We have given the following equation :-

$r=k\sin \theta +l\cos \theta$.

We have to prove that this is the equation of circle. Also we have to find center and radius of the circle in terms of $k$ and $l$.

We have given the following equation :-

$r=k\sin \theta +l\cos \theta$.

We know that :-

$\cos \theta =\frac{x}{r}$ and $sin\theta =\frac{y}{r}$.

By putting these values we have :-

$$\begin{gathered} r=k\frac{y}{r}+l\frac{x}{r} \\ \Rightarrow r=\frac{lx+ky}{r} \\ \Rightarrow r^2=lx+ky \end{gathered}$$

Also we know that :-

$r^2=x^2+y^2$

That is :-

$x^2+y^2=lx+ky$

We can completing the squares as following :-

$$\begin{gathered} x^2+y^2-lx-ky=0 \\ \Rightarrow \left(x^2-lx+\frac{l^2}{4}\right)+\left(y^2-ky+\frac{k^2}{4}\right)=\frac{l^2}{4}+\frac{k^2}{4} \\ \Rightarrow {\left(x-\frac{l}{2}\right)}^2+{\left(y-\frac{k}{2}\right)}^2=\frac{k^2+l^2}{4} \end{gathered}$$

Now we can see that this is the equation of circle.

So we can conclude that the given equation is the equation of circle.

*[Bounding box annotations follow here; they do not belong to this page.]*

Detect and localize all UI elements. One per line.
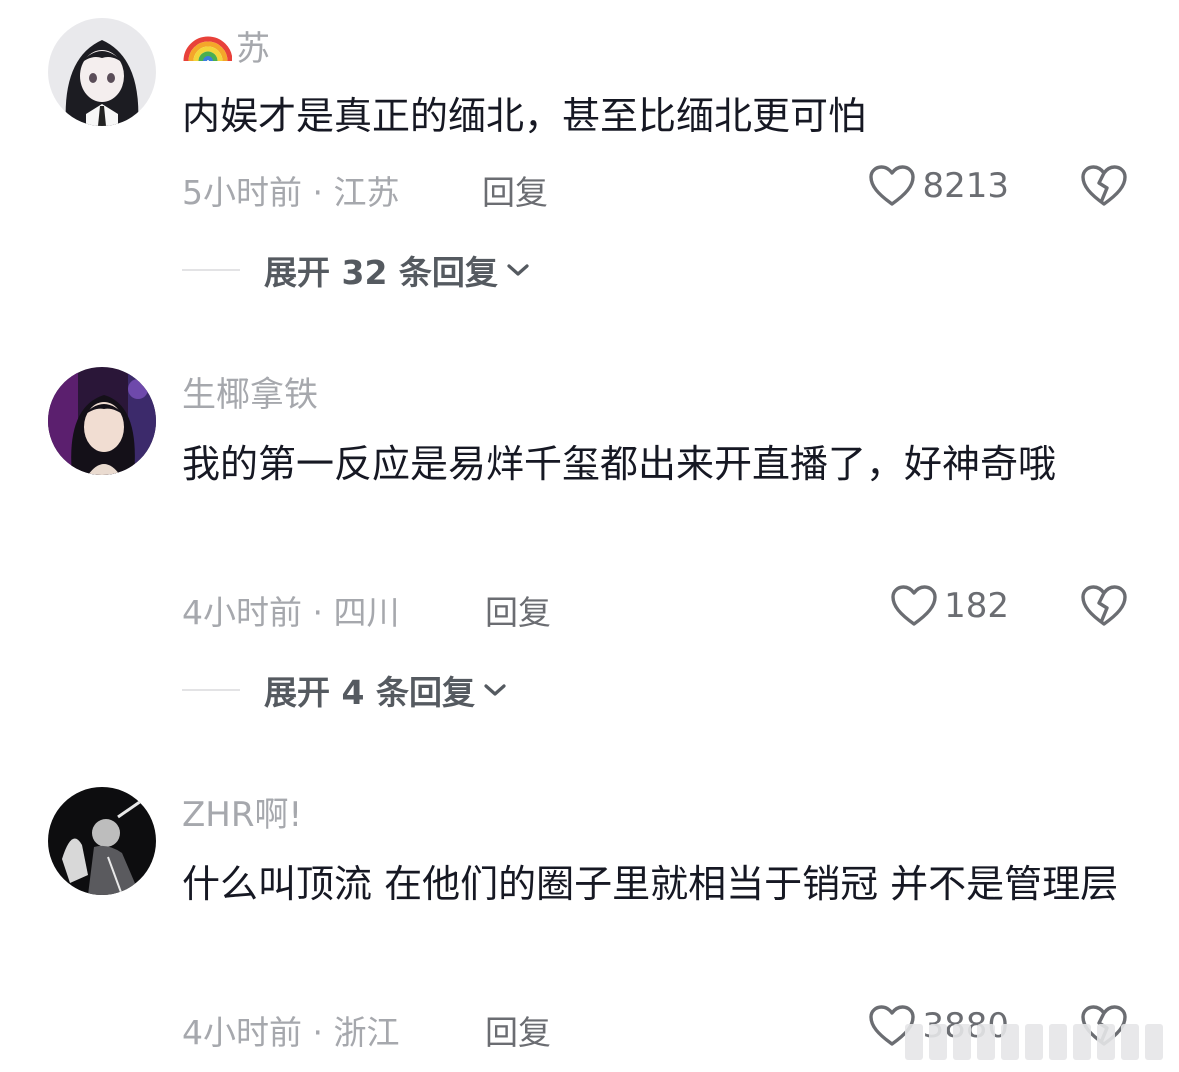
like-count: 8213: [922, 166, 1009, 206]
reply-button[interactable]: 回复: [482, 166, 548, 214]
comment-list: 苏 内娱才是真正的缅北，甚至比缅北更可怕 5小时前 · 江苏 回复 8213 展…: [0, 0, 1179, 1072]
heart-outline-icon: [869, 165, 916, 206]
dislike-button[interactable]: [1080, 164, 1128, 212]
expand-replies-button[interactable]: 展开 32 条回复: [182, 246, 530, 294]
like-button[interactable]: 8213: [868, 164, 1009, 208]
username-text: 生椰拿铁: [182, 374, 318, 415]
comment-text: 什么叫顶流 在他们的圈子里就相当于销冠 并不是管理层: [182, 862, 1119, 906]
username-text: 苏: [236, 28, 270, 69]
avatar[interactable]: [48, 787, 156, 895]
watermark-overlay: [905, 1012, 1175, 1072]
expand-replies-button[interactable]: 展开 4 条回复: [182, 666, 507, 714]
comment-meta: 4小时前 · 四川: [182, 593, 400, 632]
expand-replies-label: 展开 32 条回复: [264, 253, 498, 292]
comment-text: 内娱才是真正的缅北，甚至比缅北更可怕: [182, 94, 867, 138]
username[interactable]: 生椰拿铁: [182, 368, 318, 415]
username-text: ZHR啊!: [182, 794, 303, 835]
username[interactable]: ZHR啊!: [182, 788, 303, 835]
divider: [182, 269, 240, 271]
broken-heart-icon: [1081, 585, 1127, 626]
comment-meta: 4小时前 · 浙江: [182, 1013, 400, 1052]
chevron-down-icon: [484, 684, 506, 696]
dislike-button[interactable]: [1080, 584, 1128, 632]
comment-text: 我的第一反应是易烊千玺都出来开直播了，好神奇哦: [182, 442, 1057, 486]
like-count: 182: [944, 586, 1009, 626]
broken-heart-icon: [1081, 165, 1127, 206]
like-button[interactable]: 182: [890, 584, 1009, 628]
heart-outline-icon: [891, 585, 937, 626]
reply-button[interactable]: 回复: [485, 1006, 551, 1054]
reply-button[interactable]: 回复: [485, 586, 551, 634]
chevron-down-icon: [507, 264, 529, 276]
comment-meta: 5小时前 · 江苏: [182, 173, 400, 212]
expand-replies-label: 展开 4 条回复: [264, 673, 475, 712]
username[interactable]: 苏: [182, 22, 270, 69]
rainbow-emoji-icon: [182, 19, 233, 72]
avatar[interactable]: [48, 18, 156, 126]
divider: [182, 689, 240, 691]
avatar[interactable]: [48, 367, 156, 475]
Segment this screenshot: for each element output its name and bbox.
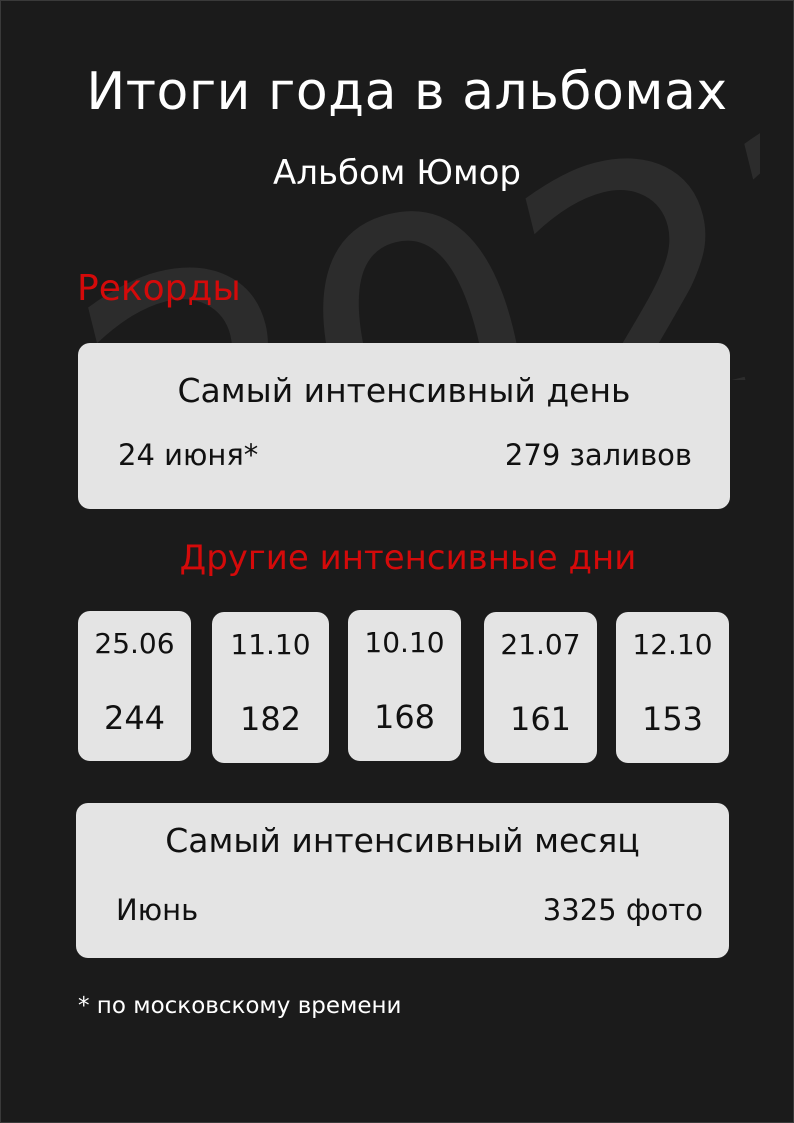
other-day-date: 25.06 [94, 627, 175, 660]
most-intense-day-card: Самый интенсивный день 24 июня* 279 зали… [78, 343, 730, 509]
page-title: Итоги года в альбомах [86, 62, 728, 122]
most-intense-day-title: Самый интенсивный день [177, 371, 631, 410]
most-intense-month-name: Июнь [116, 893, 199, 927]
other-day-card: 25.06 244 [78, 611, 191, 761]
timezone-footnote: * по московскому времени [78, 993, 402, 1019]
most-intense-month-title: Самый интенсивный месяц [165, 821, 640, 860]
album-subtitle: Альбом Юмор [273, 153, 521, 193]
other-day-date: 12.10 [632, 628, 713, 661]
most-intense-day-date: 24 июня* [118, 438, 259, 472]
other-day-date: 11.10 [230, 628, 311, 661]
other-days-heading: Другие интенсивные дни [179, 538, 637, 578]
other-day-count: 182 [239, 700, 302, 738]
other-day-card: 12.10 153 [616, 612, 729, 763]
other-day-count: 161 [509, 700, 572, 738]
most-intense-month-card: Самый интенсивный месяц Июнь 3325 фото [76, 803, 729, 958]
other-day-count: 168 [373, 698, 436, 736]
most-intense-day-count: 279 заливов [504, 438, 692, 472]
other-day-count: 244 [103, 699, 166, 737]
most-intense-month-count: 3325 фото [542, 893, 703, 927]
other-day-count: 153 [641, 700, 704, 738]
other-day-card: 10.10 168 [348, 610, 461, 761]
other-day-card: 21.07 161 [484, 612, 597, 763]
records-heading: Рекорды [77, 268, 241, 309]
other-day-card: 11.10 182 [212, 612, 329, 763]
other-day-date: 21.07 [500, 628, 581, 661]
other-day-date: 10.10 [364, 626, 445, 659]
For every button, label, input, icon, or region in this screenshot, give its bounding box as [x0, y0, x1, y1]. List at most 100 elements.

We converted the given equation as following :-

${\left(x-\frac{l}{2}\right)}^2+{\left(y-\frac{k}{2}\right)}^2=\frac{k^2+l^2}{4}$

By comparing this equation with the general equation of circle ${\left(x-h\right)}^2+{(y-k)}^2=r^2$, where $\left(h,k\right)$ is the center of the circle and $r$ is radius.

Then we have :-

$\left(\frac{l}{2},\frac{k}{2}\right)$ is the center of the circle and $\frac{\sqrt{k^2+l^2}}{2}$is radius.